VirtualBox is a great program to use to test out different operating systems. However there may come a time where you may want to use the guest OS as a server. In that case, there are two ways to setup the virtual machine. You can either use a bridged connection so the guest OS can have its own IP address on your network or you can forward the ports on your computer to the guest OS. The latter comes in handy if you do not have any control over what computers are connected in the network.
Let’s say for instance you want to run a web server on the guest OS. The port you usually would use for that is port 80. So we now know we want to forward port 80 of the host OS to the guest OS so any request on that port will go to the guest OS instead. This means that the Host OS will not be able to use that port, so it’s good to keep that in mind.
To do this you have to run the VboxManage command line tool in the VirtualBox directory. If you are running windows then the directory is most likely C:\Program Files\Oracle\VirtualBox.
Here is an example of how to use this command (make sure the guest OS is not running):
VBoxManage modifyvm “VM name” –natpf1 “servicename,tcp,,hostPortNumber,,GuestPortNumber”
Replace VM name with the name of the virtual machine you want to forward your ports to. Change servicename to what kind of service you plan on running. In this case we are running a web server. You user “http,” “web server,” or whatever name you feel is most descriptive. For tcp, replace it with the protocol used (TCP or UDP). For hostPortNumber type the port that you want to forward to the guest. Finally GuestPortNumber must be replaced with the port that the guest is actually using for the service.

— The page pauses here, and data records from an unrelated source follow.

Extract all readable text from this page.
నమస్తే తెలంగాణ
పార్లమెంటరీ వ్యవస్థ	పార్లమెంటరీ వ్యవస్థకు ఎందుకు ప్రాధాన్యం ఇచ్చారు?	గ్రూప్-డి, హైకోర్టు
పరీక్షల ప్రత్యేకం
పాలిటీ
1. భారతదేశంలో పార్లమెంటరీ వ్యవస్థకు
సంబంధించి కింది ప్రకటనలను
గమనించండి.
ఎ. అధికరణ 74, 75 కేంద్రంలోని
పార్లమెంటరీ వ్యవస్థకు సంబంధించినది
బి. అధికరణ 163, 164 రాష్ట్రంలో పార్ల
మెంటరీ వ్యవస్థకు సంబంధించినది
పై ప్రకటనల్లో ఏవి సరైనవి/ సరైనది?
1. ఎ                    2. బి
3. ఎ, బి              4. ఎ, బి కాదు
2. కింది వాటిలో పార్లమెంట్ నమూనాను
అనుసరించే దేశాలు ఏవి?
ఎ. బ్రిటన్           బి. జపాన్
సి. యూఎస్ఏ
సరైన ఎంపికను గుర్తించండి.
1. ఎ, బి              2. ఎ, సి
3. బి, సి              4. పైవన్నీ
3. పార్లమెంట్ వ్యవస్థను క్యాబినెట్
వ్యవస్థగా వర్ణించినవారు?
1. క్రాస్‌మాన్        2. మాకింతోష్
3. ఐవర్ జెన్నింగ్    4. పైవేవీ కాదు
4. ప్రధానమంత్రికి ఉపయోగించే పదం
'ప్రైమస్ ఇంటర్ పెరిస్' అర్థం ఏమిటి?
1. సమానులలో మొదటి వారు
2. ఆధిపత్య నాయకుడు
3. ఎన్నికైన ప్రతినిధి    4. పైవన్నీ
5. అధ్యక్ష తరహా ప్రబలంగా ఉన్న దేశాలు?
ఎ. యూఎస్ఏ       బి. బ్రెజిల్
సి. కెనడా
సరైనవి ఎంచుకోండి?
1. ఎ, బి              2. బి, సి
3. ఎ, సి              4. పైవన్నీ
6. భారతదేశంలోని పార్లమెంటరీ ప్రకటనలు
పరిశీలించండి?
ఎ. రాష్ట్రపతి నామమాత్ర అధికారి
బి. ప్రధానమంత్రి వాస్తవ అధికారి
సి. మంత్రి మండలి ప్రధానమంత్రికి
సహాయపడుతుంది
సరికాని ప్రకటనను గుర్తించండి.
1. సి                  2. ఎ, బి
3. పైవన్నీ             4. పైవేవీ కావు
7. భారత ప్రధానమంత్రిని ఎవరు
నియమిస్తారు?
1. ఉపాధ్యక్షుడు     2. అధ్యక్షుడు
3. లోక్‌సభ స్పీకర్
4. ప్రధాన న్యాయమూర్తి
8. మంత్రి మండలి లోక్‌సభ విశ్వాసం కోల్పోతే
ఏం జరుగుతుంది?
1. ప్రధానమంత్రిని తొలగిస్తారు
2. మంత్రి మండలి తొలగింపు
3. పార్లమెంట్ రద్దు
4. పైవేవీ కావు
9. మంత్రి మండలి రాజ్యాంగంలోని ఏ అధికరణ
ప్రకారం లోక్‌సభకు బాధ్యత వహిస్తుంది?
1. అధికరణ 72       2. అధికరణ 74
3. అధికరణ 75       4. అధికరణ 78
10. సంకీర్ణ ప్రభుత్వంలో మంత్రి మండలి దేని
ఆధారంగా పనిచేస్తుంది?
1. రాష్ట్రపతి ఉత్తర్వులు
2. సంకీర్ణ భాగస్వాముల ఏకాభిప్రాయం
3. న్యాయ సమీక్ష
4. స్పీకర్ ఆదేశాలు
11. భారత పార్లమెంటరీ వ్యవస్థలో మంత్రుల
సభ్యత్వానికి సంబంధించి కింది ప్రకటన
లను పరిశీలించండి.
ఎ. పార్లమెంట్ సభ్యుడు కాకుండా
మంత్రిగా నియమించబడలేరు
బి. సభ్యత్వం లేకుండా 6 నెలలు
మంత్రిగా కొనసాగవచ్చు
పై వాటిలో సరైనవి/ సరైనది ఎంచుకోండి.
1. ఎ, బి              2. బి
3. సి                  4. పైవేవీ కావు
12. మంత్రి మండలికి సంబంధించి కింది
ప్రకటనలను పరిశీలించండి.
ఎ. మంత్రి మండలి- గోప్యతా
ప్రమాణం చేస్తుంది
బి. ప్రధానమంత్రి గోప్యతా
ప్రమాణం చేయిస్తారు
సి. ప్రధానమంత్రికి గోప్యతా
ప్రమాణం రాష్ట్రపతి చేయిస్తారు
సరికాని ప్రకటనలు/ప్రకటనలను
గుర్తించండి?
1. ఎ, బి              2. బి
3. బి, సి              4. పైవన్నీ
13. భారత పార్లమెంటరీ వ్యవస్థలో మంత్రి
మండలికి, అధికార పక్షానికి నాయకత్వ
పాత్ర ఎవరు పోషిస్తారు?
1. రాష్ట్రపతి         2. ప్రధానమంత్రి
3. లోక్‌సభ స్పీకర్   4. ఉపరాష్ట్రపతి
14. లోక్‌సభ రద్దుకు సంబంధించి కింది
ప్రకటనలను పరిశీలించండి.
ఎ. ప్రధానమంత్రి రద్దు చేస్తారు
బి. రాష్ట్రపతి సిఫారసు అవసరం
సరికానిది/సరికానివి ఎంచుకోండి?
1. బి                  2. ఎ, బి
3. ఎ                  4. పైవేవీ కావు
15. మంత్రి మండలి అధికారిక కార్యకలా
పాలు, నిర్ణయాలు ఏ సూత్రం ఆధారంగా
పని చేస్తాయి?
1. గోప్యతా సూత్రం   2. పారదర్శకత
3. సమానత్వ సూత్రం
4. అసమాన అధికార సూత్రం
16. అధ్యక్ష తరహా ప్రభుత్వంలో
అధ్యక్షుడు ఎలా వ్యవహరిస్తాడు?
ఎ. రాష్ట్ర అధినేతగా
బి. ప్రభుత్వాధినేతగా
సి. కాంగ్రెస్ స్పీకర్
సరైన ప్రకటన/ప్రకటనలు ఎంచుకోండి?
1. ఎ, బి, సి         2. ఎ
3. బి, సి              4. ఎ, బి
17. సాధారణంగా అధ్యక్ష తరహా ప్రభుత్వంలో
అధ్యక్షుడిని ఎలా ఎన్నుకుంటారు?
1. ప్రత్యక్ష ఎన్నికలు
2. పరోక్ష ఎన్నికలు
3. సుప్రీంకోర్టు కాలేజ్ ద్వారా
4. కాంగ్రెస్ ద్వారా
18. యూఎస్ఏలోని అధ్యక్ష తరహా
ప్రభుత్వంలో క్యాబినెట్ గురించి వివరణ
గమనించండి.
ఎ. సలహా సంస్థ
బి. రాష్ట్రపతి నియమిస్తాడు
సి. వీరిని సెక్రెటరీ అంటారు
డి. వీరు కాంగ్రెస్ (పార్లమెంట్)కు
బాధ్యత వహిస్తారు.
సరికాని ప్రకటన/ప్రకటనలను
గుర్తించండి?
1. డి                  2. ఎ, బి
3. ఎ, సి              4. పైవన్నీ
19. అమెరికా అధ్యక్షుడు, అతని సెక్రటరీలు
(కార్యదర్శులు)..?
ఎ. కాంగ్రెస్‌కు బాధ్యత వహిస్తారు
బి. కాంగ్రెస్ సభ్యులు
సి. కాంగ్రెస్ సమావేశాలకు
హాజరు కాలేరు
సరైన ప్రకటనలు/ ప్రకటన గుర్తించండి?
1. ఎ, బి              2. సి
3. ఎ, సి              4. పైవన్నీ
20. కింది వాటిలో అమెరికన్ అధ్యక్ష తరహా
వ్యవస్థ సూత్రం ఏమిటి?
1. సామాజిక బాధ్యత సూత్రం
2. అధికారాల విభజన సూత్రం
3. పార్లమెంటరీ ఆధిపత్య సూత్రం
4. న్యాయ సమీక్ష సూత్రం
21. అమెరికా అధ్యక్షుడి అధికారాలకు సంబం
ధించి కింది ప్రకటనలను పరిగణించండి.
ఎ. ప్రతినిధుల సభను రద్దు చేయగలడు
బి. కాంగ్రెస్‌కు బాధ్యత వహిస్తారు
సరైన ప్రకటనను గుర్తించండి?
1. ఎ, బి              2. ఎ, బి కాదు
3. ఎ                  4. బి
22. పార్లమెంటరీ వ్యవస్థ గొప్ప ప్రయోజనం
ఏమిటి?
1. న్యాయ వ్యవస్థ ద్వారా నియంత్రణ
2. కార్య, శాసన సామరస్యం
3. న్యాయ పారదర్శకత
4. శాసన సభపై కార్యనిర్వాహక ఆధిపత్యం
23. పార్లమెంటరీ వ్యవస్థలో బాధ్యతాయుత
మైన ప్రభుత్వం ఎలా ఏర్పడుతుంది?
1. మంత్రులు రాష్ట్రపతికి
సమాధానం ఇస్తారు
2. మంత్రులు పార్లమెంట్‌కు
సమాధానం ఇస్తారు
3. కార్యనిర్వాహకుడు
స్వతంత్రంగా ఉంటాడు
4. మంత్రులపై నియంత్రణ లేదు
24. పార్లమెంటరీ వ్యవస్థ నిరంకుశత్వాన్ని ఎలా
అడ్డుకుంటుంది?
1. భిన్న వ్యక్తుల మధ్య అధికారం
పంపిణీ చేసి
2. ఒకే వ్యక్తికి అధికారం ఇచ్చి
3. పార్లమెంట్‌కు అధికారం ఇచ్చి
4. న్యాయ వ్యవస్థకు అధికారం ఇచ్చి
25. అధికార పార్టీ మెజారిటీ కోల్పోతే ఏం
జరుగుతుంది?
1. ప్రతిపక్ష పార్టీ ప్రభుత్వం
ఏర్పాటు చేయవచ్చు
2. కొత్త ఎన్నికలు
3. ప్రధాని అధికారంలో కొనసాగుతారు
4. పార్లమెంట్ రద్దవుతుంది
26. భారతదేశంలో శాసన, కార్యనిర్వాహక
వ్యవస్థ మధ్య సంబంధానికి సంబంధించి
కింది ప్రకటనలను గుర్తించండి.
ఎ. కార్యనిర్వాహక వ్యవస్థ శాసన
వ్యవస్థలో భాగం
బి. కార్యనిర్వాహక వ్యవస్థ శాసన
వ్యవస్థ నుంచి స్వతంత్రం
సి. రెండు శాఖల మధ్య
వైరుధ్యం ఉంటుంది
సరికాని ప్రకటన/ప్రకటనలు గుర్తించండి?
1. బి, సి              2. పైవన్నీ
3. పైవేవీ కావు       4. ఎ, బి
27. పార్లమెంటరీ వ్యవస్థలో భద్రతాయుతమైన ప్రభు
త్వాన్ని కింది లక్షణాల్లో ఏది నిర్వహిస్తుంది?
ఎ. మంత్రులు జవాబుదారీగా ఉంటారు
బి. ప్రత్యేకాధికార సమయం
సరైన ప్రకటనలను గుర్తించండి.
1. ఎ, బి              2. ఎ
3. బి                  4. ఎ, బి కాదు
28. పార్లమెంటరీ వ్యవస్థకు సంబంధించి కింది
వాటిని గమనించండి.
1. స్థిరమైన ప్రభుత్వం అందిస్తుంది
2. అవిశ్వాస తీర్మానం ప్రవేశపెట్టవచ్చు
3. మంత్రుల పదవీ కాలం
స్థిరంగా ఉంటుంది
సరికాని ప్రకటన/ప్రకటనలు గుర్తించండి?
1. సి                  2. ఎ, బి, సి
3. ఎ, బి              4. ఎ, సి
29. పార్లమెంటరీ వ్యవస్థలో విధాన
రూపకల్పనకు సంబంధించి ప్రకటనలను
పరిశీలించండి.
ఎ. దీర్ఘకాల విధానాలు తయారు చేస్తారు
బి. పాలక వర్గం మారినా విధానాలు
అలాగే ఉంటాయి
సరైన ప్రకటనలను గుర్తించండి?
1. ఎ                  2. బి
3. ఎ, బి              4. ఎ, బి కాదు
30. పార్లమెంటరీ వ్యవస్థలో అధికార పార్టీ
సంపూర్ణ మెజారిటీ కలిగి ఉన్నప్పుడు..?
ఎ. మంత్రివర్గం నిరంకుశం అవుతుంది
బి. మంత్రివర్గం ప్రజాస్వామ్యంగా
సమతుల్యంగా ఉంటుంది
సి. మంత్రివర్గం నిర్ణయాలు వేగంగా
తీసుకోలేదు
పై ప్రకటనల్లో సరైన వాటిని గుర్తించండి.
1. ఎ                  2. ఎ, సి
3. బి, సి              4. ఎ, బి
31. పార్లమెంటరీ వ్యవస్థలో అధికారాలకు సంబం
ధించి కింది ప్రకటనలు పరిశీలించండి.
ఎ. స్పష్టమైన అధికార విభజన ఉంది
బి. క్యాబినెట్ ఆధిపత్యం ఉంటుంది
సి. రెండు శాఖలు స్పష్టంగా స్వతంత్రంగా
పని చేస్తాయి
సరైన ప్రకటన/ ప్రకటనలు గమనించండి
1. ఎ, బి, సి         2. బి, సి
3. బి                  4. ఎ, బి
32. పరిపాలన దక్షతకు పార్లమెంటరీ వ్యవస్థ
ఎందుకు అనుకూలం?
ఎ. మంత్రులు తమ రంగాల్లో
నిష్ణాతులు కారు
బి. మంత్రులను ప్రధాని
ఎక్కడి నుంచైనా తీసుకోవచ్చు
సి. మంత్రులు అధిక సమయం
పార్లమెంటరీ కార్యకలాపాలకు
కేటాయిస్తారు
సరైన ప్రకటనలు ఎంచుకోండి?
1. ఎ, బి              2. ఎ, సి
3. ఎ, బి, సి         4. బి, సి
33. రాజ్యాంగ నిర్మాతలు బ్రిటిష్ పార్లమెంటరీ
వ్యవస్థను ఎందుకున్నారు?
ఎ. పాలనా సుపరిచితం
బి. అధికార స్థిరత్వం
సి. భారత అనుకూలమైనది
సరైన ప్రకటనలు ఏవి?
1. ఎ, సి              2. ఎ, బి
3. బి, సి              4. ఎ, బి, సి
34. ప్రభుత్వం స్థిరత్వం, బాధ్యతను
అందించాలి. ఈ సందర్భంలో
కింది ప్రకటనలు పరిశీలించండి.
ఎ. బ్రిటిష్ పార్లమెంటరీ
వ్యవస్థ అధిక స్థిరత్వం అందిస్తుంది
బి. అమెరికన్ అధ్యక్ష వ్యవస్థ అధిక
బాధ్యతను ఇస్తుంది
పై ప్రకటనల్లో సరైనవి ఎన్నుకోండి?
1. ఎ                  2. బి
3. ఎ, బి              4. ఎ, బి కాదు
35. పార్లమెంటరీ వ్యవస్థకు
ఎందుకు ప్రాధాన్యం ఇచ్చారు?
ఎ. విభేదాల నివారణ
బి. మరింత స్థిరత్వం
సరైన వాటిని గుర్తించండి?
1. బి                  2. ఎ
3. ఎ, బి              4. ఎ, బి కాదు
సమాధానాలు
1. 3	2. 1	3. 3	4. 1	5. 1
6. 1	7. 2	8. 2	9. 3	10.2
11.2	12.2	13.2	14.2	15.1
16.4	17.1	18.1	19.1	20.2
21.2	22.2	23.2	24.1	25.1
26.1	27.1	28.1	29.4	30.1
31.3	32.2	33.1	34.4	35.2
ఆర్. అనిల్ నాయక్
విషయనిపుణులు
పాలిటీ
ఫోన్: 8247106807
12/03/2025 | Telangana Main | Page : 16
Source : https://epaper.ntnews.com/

This is what I’m going to on the command line to forward port 80 on the host to port 80 on the guest:
Vboxmanage modifyvm “Windows Xp” –natpf1 “http,tcp,,80,,80”
To remove the forwarding you can run this
VBoxManage modifyvm “VM name” –natpf1 delete “servicename”
For my service I typed
Vboxmanage modifyvm “Windows Xp” –natpf1 delete “http”
Under windows, the next time you run the guest OS you might be asked by the windows firewall if you want to give VirtualBox certain permissions. You want to allow this access or else the windows firewall will block the VM’s access to the port you just specified.
If the guest OS also has a firewall on you will want to open up the port you just forwarded. In this case I had to open up port 80 on the Guest OS firewall.
Now that everything is setup, anytime a computer on my network opens up a web browser and types in my host OS ip address they will be forwarded to my guest OS that has a web server running.